Pacific Chicken Salad
By ninebirch
1 Picture
Ingredients
- 4 boneless, skinless chicken-breast halves
- 3 red bell peppers, chopped
- 1 bunch green onions, sliced
- 1 cup each chopped celery and sliced carrots
- 6 ounces snow peas, cut into halves, steamed
- 1 cup soy sauce
- 1/2 cup rice wine vinegar
- 2 tablespoons each lime juice and chopped fresh gingerroot
- 1 tablespoon each creamy peanut butter and sesame oil
- 1 teaspoon red pepper flakes
- 2 cloves garlic, minced
Details
Servings 8
Preparation time 30mins
Cooking time 32mins
Preparation
Step 1
1 For salad, combine chicken with enough water to cover in a large saucepan. Cook chicken over medium heat until an instant-read thermometer inserted in center of meat registers 180ºF, about 20 minutes; drain. Let stand to cool. Cut chicken into bite-size pieces.
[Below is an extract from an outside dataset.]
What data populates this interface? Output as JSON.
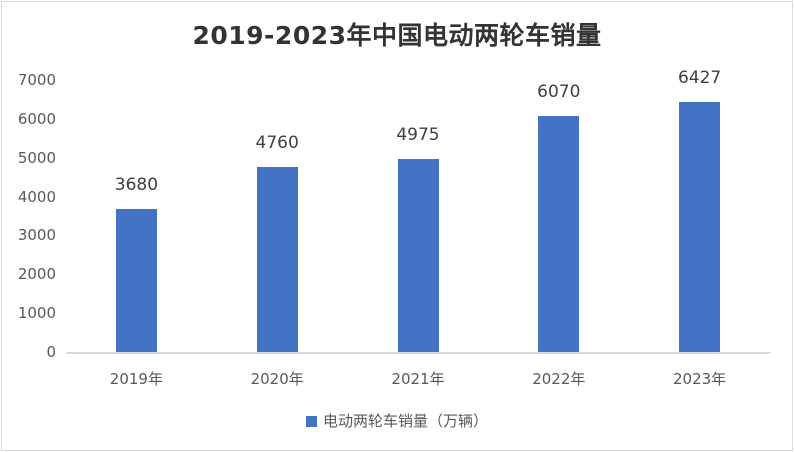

2 Combine chicken, bell peppers, green onions, celery, carrots and snow peas in a large bowl.
3 For salad dressing, combine soy sauce, rice wine vinegar, lime juice, gingerroot, peanut butter, sesame oil, red pepper flakes and garlic in a small bowl and whisk until well mixed.
4 Pour salad dressing over salad and toss to mix well.
5 Chill, covered, for 2 hours. Serve on beds of baby bok choy and garnish with toasted sesame seeds, if desired.